Japan: Radiation damage to a national reputation

Japanese authorities have botched the containment effort at Fukushima and tried to hide these failures from the world.

Japan’s neighbors have had it, said The Business Times (Singapore) in an editorial. When the Fukushima nuclear plant melted down after the 2011 earthquake and tsunami, the international community was instantly sympathetic. More than two years on, we’re angry. Thanks to “a mixture of incompetence and stubborn pride,” Japanese authorities have thoroughly botched the containment effort and tried to hide these failures from the world. Now it’s past time to “acknowledge the international dimension” of the ongoing crisis. Japan has admitted that “an underground lake” of highly radioactive water is forming that could further contaminate the Pacific Ocean. And any day, another earthquake could rupture the leaky tanks and unleash “a massive discharge of radioactive material.”

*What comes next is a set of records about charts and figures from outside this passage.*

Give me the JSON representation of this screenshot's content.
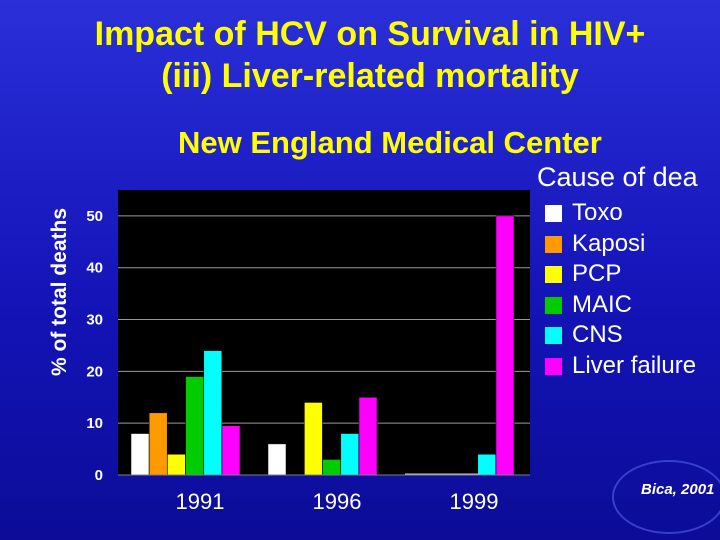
{
  "title_line1": "Impact of HCV on Survival in HIV+",
  "title_line2": "(iii) Liver-related mortality",
  "subtitle": "New England Medical Center",
  "source": "Bica, 2001",
  "chart_data": {
    "type": "bar",
    "title": "Impact of HCV on Survival in HIV+ (iii) Liver-related mortality",
    "subtitle": "New England Medical Center",
    "xlabel": "",
    "ylabel": "% of total deaths",
    "ylim": [
      0,
      55
    ],
    "yticks": [
      0,
      10,
      20,
      30,
      40,
      50
    ],
    "categories": [
      "1991",
      "1996",
      "1999"
    ],
    "legend_title": "Cause of dea",
    "legend_position": "right",
    "series": [
      {
        "name": "Toxo",
        "color": "#ffffff",
        "values": [
          8,
          6,
          0
        ]
      },
      {
        "name": "Kaposi",
        "color": "#ff9900",
        "values": [
          12,
          0,
          0
        ]
      },
      {
        "name": "PCP",
        "color": "#ffff00",
        "values": [
          4,
          14,
          0
        ]
      },
      {
        "name": "MAIC",
        "color": "#00cc00",
        "values": [
          19,
          3,
          0
        ]
      },
      {
        "name": "CNS",
        "color": "#00ffff",
        "values": [
          24,
          8,
          4
        ]
      },
      {
        "name": "Liver failure",
        "color": "#ff00ff",
        "values": [
          9.5,
          15,
          50
        ]
      }
    ]
  }
}
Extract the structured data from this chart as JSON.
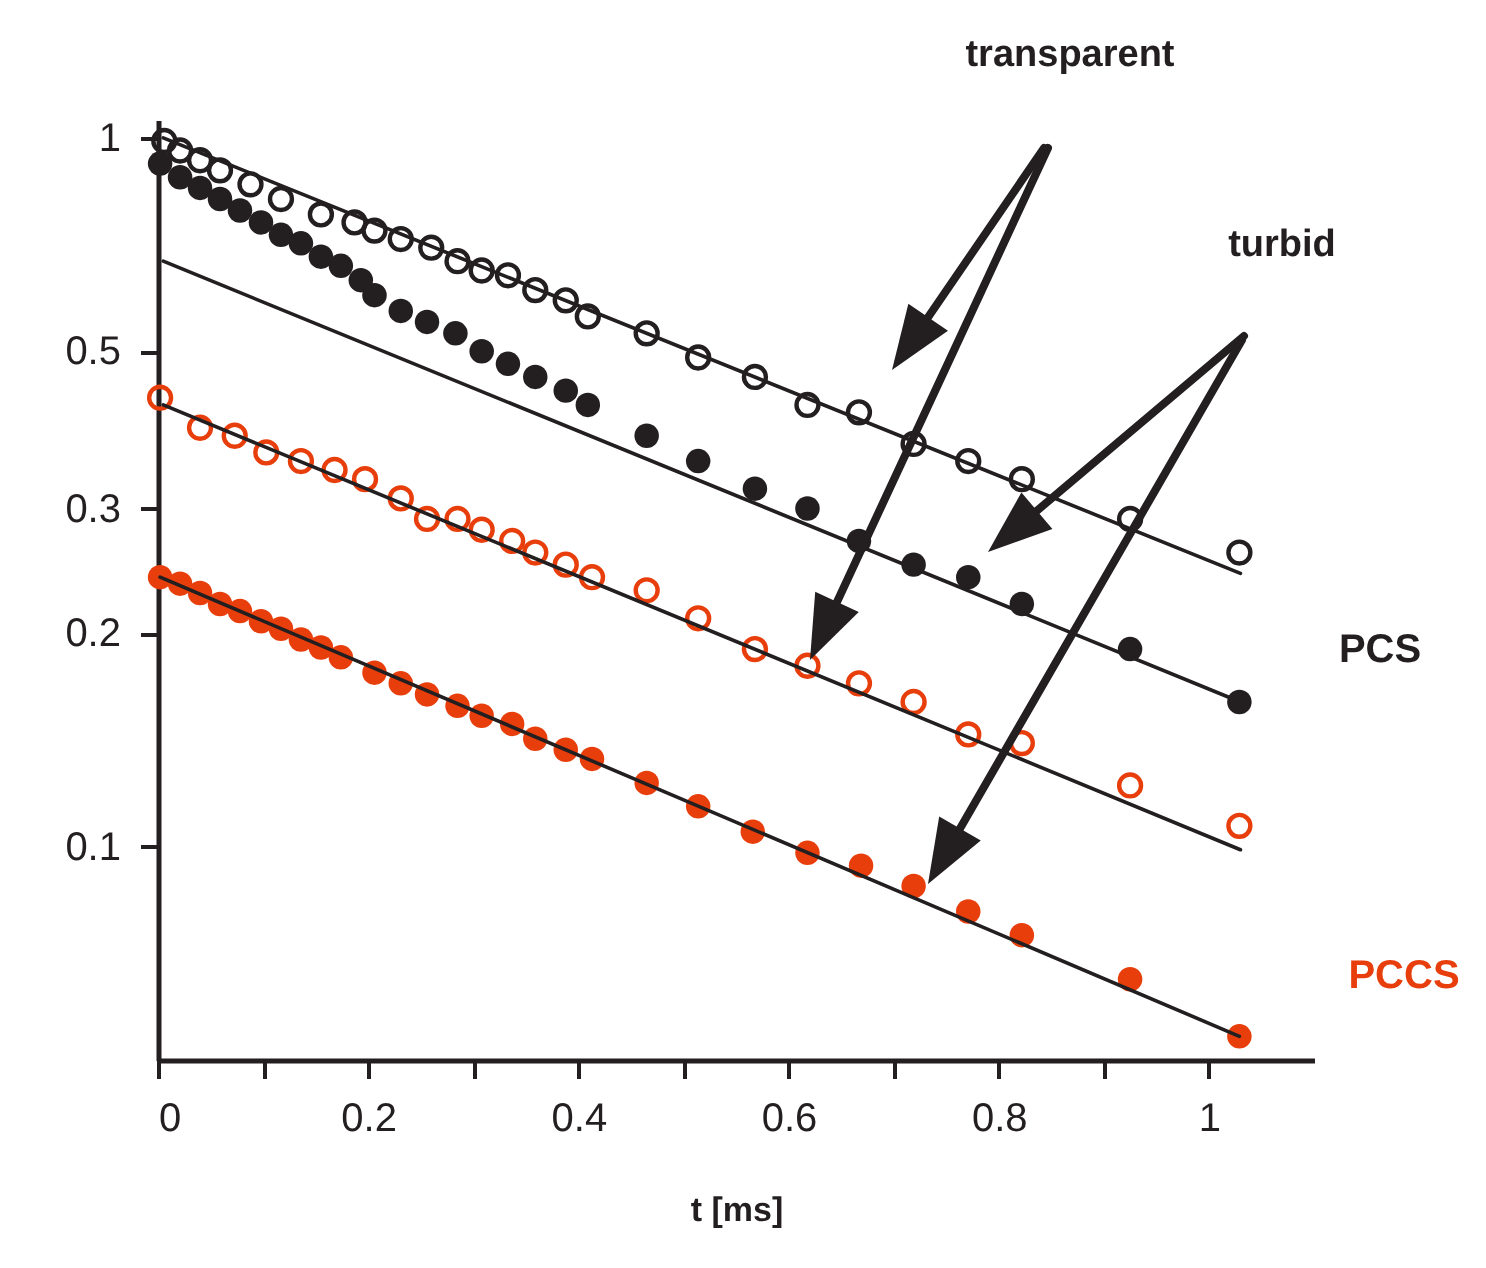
{
  "chart_data": {
    "type": "scatter",
    "xlabel": "t [ms]",
    "xlim": [
      0,
      1.1
    ],
    "ylim": [
      0.05,
      1.06
    ],
    "log": true,
    "grid": false,
    "xticks": [
      0,
      {
        "value": 0.1,
        "label": null
      },
      0.2,
      {
        "value": 0.3,
        "label": null
      },
      0.4,
      {
        "value": 0.5,
        "label": null
      },
      0.6,
      {
        "value": 0.7,
        "label": null
      },
      0.8,
      {
        "value": 0.9,
        "label": null
      },
      1
    ],
    "yticks": [
      0.1,
      0.2,
      0.3,
      0.5,
      1
    ],
    "annotations": [
      "transparent",
      "turbid",
      "PCS",
      "PCCS"
    ],
    "series": [
      {
        "type": "scatter",
        "marker": "circle-open",
        "color": "#231f20",
        "x": [
          0.006,
          0.021,
          0.04,
          0.059,
          0.088,
          0.117,
          0.155,
          0.187,
          0.206,
          0.231,
          0.26,
          0.285,
          0.308,
          0.333,
          0.359,
          0.388,
          0.409,
          0.465,
          0.514,
          0.568,
          0.618,
          0.667,
          0.719,
          0.771,
          0.822,
          0.925,
          1.029
        ],
        "values": [
          0.99,
          0.96,
          0.93,
          0.9,
          0.86,
          0.82,
          0.78,
          0.76,
          0.74,
          0.72,
          0.7,
          0.67,
          0.65,
          0.64,
          0.61,
          0.59,
          0.56,
          0.53,
          0.49,
          0.46,
          0.42,
          0.41,
          0.37,
          0.35,
          0.33,
          0.29,
          0.26
        ]
      },
      {
        "type": "scatter",
        "marker": "circle",
        "color": "#231f20",
        "x": [
          0.002,
          0.021,
          0.04,
          0.059,
          0.078,
          0.098,
          0.117,
          0.136,
          0.155,
          0.174,
          0.193,
          0.206,
          0.231,
          0.256,
          0.283,
          0.308,
          0.333,
          0.359,
          0.388,
          0.409,
          0.465,
          0.514,
          0.568,
          0.618,
          0.667,
          0.719,
          0.771,
          0.822,
          0.925,
          1.029
        ],
        "values": [
          0.92,
          0.88,
          0.85,
          0.82,
          0.79,
          0.76,
          0.73,
          0.71,
          0.68,
          0.66,
          0.63,
          0.6,
          0.57,
          0.55,
          0.53,
          0.5,
          0.48,
          0.46,
          0.44,
          0.42,
          0.38,
          0.35,
          0.32,
          0.3,
          0.27,
          0.25,
          0.24,
          0.22,
          0.19,
          0.16
        ]
      },
      {
        "type": "scatter",
        "marker": "circle-open",
        "color": "#e83e0c",
        "x": [
          0.002,
          0.04,
          0.073,
          0.103,
          0.136,
          0.168,
          0.197,
          0.231,
          0.256,
          0.285,
          0.308,
          0.337,
          0.359,
          0.388,
          0.413,
          0.465,
          0.514,
          0.568,
          0.618,
          0.667,
          0.719,
          0.771,
          0.822,
          0.925,
          1.029
        ],
        "values": [
          0.43,
          0.39,
          0.38,
          0.36,
          0.35,
          0.34,
          0.33,
          0.31,
          0.29,
          0.29,
          0.28,
          0.27,
          0.26,
          0.25,
          0.24,
          0.23,
          0.21,
          0.19,
          0.18,
          0.17,
          0.16,
          0.144,
          0.14,
          0.122,
          0.107
        ]
      },
      {
        "type": "scatter",
        "marker": "circle",
        "color": "#e83e0c",
        "x": [
          0.002,
          0.021,
          0.04,
          0.059,
          0.078,
          0.098,
          0.117,
          0.136,
          0.155,
          0.174,
          0.206,
          0.231,
          0.256,
          0.285,
          0.308,
          0.337,
          0.359,
          0.388,
          0.413,
          0.465,
          0.514,
          0.566,
          0.618,
          0.669,
          0.719,
          0.771,
          0.822,
          0.925,
          1.029
        ],
        "values": [
          0.24,
          0.235,
          0.228,
          0.22,
          0.215,
          0.208,
          0.203,
          0.196,
          0.191,
          0.185,
          0.176,
          0.17,
          0.164,
          0.158,
          0.153,
          0.149,
          0.142,
          0.137,
          0.133,
          0.123,
          0.114,
          0.105,
          0.098,
          0.094,
          0.088,
          0.081,
          0.075,
          0.065,
          0.054
        ]
      },
      {
        "type": "line",
        "marker": "none",
        "color": "#231f20",
        "x": [
          0.005,
          1.03
        ],
        "values": [
          1.0,
          0.243
        ]
      },
      {
        "type": "line",
        "marker": "none",
        "color": "#231f20",
        "x": [
          0.005,
          1.03
        ],
        "values": [
          0.67,
          0.16
        ]
      },
      {
        "type": "line",
        "marker": "none",
        "color": "#231f20",
        "x": [
          0.005,
          1.03
        ],
        "values": [
          0.42,
          0.099
        ]
      },
      {
        "type": "line",
        "marker": "none",
        "color": "#231f20",
        "x": [
          0.002,
          1.029
        ],
        "values": [
          0.24,
          0.054
        ]
      }
    ]
  }
}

This danger is particularly infuriating, said the South China Morning Post, because the Japanese government and the nuclear utility TEPCO “had implied all was well.” But now the threat rating has been upgraded and “seems as serious as when the quake struck.” The almost total silence from officials and the nuclear industry is “incomprehensible.” Tokyo has to start giving out complete and timely information about the amount of leakage and the efforts to contain it. The lack of transparency is already hurting neighboring economies, said The Korea Times (South Korea). South Korea is close enough to Japan “to be severely affected by the leakage of contaminated water,” and we simply can’t understand why Japan has ignored our government’s request for information. South Korean consumers are beginning to shy away from local seafood.